Economists still do have considerable sway in our public life — even though it doesn’t seem that a large number of them have been particularly prescient in warning about, or strikingly persuasive in explaining, the current economic situation ...Kristol blaiming the crisis on the science of economics is like an obese person blaming gastronomy for being fat. What discipline, pray tell, do you think we should be relying on to find the answers? Astrology? No wait, I kind of understand. When I was about 7, I asked my mom, a chemist, whether she felt guilty about being a chemist. The environment, afterall, was getting crappy because all sorts of chemicals that humans produce. It seemed logical that chemistry should be blamed for something like that. Makes sense, right? Yes, to a 7-year old, for sure.
... After all, wasn’t it excessive confidence in complex economic models and sophisticated financial instruments on the part of people well educated in modern economics that helped get us into the current mess?
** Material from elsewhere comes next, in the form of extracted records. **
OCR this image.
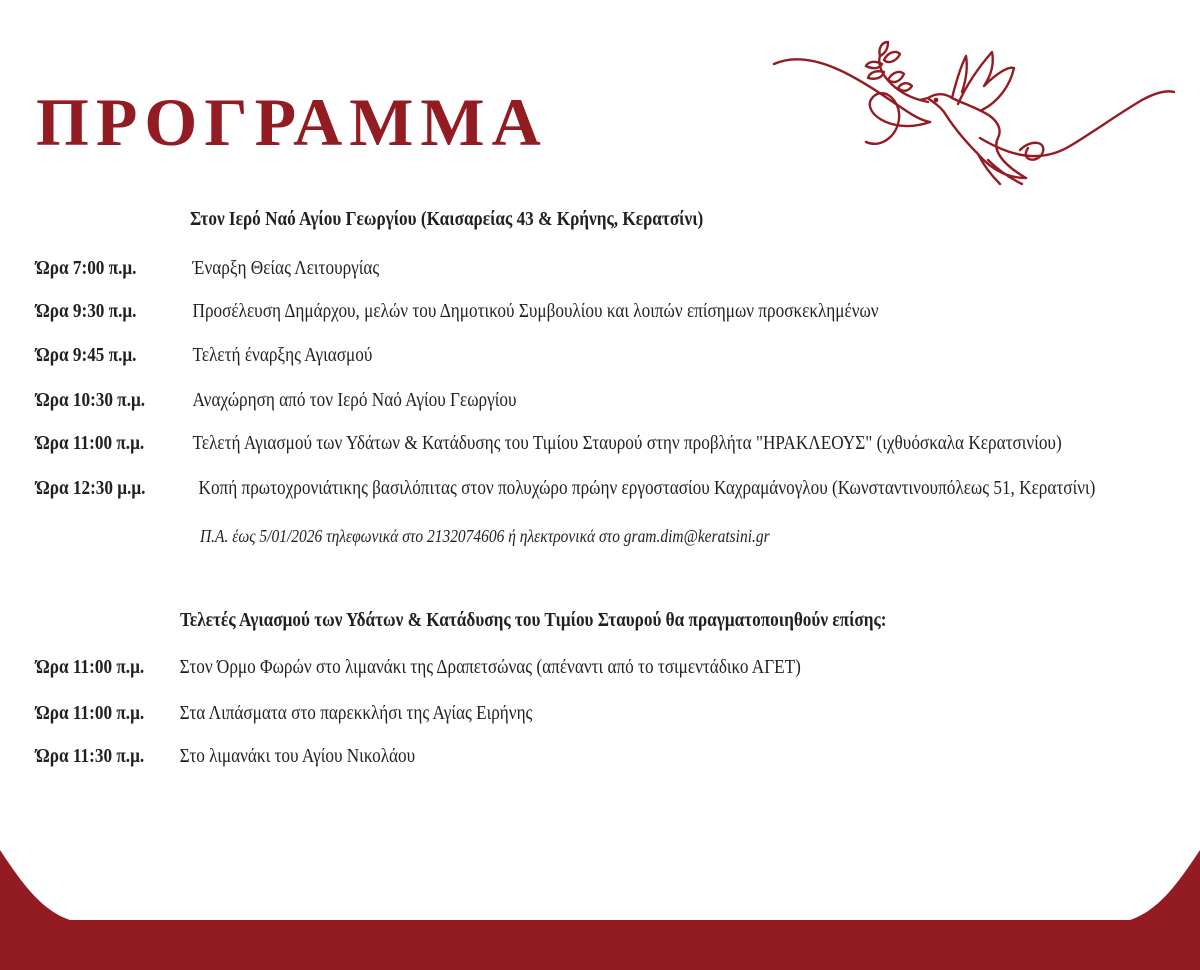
ΠΡΟΓΡΑΜΜΑ
Στον Ιερό Ναό Αγίου Γεωργίου (Καισαρείας 43 & Κρήνης, Κερατσίνι)
Ώρα 7:00 π.μ.	Έναρξη Θείας Λειτουργίας
Ώρα 9:30 π.μ.	Προσέλευση Δημάρχου, μελών του Δημοτικού Συμβουλίου και λοιπών επίσημων προσκεκλημένων
Ώρα 9:45 π.μ.	Τελετή έναρξης Αγιασμού
Ώρα 10:30 π.μ. Αναχώρηση από τον Ιερό Ναό Αγίου Γεωργίου
Ώρα 11:00 π.μ. Τελετή Αγιασμού των Υδάτων & Κατάδυσης του Τιμίου Σταυρού στην προβλήτα "ΗΡΑΚΛΕΟΥΣ" (ιχθυόσκαλα Κερατσινίου)
Ώρα 12:30 μ.μ.	Κοπή πρωτοχρονιάτικης βασιλόπιτας στον πολυχώρο πρώην εργοστασίου Καχραμάνογλου (Κωνσταντινουπόλεως 51, Κερατσίνι)
Π.Α. έως 5/01/2026 τηλεφωνικά στο 2132074606 ή ηλεκτρονικά στο gram.dim@keratsini.gr
Τελετές Αγιασμού των Υδάτων & Κατάδυσης του Τιμίου Σταυρού θα πραγματοποιηθούν επίσης:
Ώρα 11:00 π.μ. Στον Όρμο Φωρών στο λιμανάκι της Δραπετσώνας (απέναντι από το τσιμεντάδικο ΑΓΕΤ)
Ώρα 11:00 π.μ. Στα Λιπάσματα στο παρεκκλήσι της Αγίας Ειρήνης
Ώρα 11:30 π.μ. Στο λιμανάκι του Αγίου Νικολάου
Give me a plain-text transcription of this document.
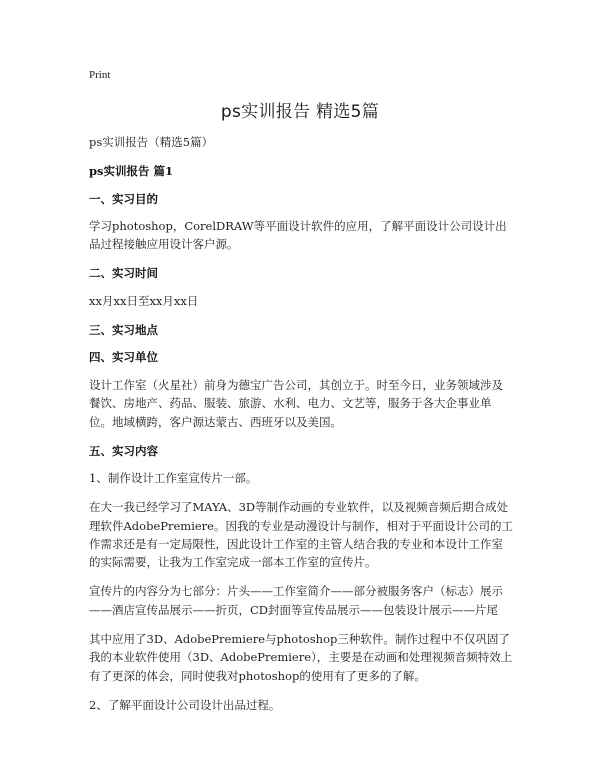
Print
ps实训报告 精选5篇
ps实训报告（精选5篇）
ps实训报告 篇1
一、实习目的
学习photoshop，CorelDRAW等平面设计软件的应用，了解平面设计公司设计出品过程接触应用设计客户源。
二、实习时间
xx月xx日至xx月xx日
三、实习地点
四、实习单位
设计工作室（火星社）前身为德宝广告公司，其创立于。时至今日，业务领域涉及餐饮、房地产、药品、服装、旅游、水利、电力、文艺等，服务于各大企事业单位。地域横跨，客户源达蒙古、西班牙以及美国。
五、实习内容
1、制作设计工作室宣传片一部。
在大一我已经学习了MAYA、3D等制作动画的专业软件，以及视频音频后期合成处理软件AdobePremiere。因我的专业是动漫设计与制作，相对于平面设计公司的工作需求还是有一定局限性，因此设计工作室的主管人结合我的专业和本设计工作室的实际需要，让我为工作室完成一部本工作室的宣传片。
宣传片的内容分为七部分：片头——工作室简介——部分被服务客户（标志）展示——酒店宣传品展示——折页，CD封面等宣传品展示——包装设计展示——片尾
其中应用了3D、AdobePremiere与photoshop三种软件。制作过程中不仅巩固了我的本业软件使用（3D、AdobePremiere），主要是在动画和处理视频音频特效上有了更深的体会，同时使我对photoshop的使用有了更多的了解。
2、了解平面设计公司设计出品过程。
So I hope the best and the brightest who will be joining the new president will at least entertain the possibility that a lot of what they think they know is wrong.
Besides, quite a few economists (Roubini, among others) were predicting the worst, but noone was listening, most crucially not the government (which Kristol has yet to put any blame on whatsoever). So yes, the new government should entertain the possibility that a lot of what they think they know is wrong. Every government should, whether there is a crisis or not. Constantly questioning and testing yourself is the cornerstone of critical thinking and allowing for dissenting views if the key attribute for effective and sustainable governance. It is also the sort of thing that has been particularly absent during the last 8 years, so coming from the head cheerleader of the present administration this sort of "advice" is not just superfluous and disingenuous. It is also further evidence that this man is overdue for replacement.